Limitations of This Study
This study had several limitations. This study was conducted at a single center, which may limit the generalizability of the results to broader clinical settings and diverse patient populations. Moreover, the potential impact of the COVID-19 pandemic on the before-and-after results was not fully accounted in this study. The pandemic significantly disrupted healthcare delivery, leading to changes in patient care practices, treatment protocols, and follow-up schedules, which could have influenced both the management and outcomes of COPD patients.38 The additional strain on healthcare systems, reduced patient access to rehabilitation programs, and delays in elective procedures may have affected the clinical results.38 Furthermore, there was a relatively large number of patients who received the intervention compared to those who did not, which may have introduced selection bias. These factors could have influenced the outcomes and may not have been fully controlled for by the statistics. Despite these limitations, this real-world analysis provides valuable insights into the clinical benefits of a LINE-based MDT approach for managing COPD.
Conclusions
The management of COPD is complex and necessitates a comprehensive approach that integrates both pharmacological and non-pharmacological interventions. The LINE-based MDT, comprising physicians, nurse practitioners, nurses, respiratory therapists, social workers, dietitians, physiotherapists, disease managers, and smoking cessation managers, facilitates a holistic care plan. This study demonstrates that the LINE-based MDT significantly improved adherence to standard pharmacological treatments, including steroids, LABA, LAMA, and PR. Furthermore, the MDT group exhibited notable improvements in BSRS scores.

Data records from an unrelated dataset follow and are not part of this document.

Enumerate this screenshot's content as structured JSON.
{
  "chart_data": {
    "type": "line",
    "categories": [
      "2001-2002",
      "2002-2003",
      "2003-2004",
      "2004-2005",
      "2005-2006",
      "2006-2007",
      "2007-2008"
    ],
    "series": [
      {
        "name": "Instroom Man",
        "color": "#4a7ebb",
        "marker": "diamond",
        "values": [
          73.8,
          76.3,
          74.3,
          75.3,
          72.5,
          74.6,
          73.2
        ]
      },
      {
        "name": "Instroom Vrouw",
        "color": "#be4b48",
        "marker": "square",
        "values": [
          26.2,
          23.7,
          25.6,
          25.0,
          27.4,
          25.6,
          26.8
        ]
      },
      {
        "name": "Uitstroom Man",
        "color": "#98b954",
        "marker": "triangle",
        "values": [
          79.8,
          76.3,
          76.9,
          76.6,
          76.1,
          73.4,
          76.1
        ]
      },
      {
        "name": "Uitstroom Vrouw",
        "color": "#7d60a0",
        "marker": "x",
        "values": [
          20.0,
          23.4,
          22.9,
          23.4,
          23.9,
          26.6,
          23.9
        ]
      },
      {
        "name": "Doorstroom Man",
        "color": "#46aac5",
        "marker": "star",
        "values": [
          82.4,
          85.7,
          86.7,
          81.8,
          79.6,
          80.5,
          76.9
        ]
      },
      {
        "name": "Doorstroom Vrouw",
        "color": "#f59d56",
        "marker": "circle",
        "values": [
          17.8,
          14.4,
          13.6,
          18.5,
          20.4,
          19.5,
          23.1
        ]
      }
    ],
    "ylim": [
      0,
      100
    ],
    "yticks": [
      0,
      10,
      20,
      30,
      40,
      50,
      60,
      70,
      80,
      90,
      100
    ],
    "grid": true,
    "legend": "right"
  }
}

The use of the LINE app also contributed to improved discharge processes and more effective medication management, highlighting its potential in enhancing clinical outcomes. These findings suggest that the LINE-based MDT model has potential to optimize COPD management by improving coordination, communication, and patient care, ultimately fostering better clinical outcomes.
Acknowledgments
This study was supported by grants from Taipei Tzu Chi Hospital and Buddhist Tzu Chi Medical Foundation (TCRD-TPE-111-RT-3(3/3)).
Disclosure
The authors declare no conflicts of interest in this work.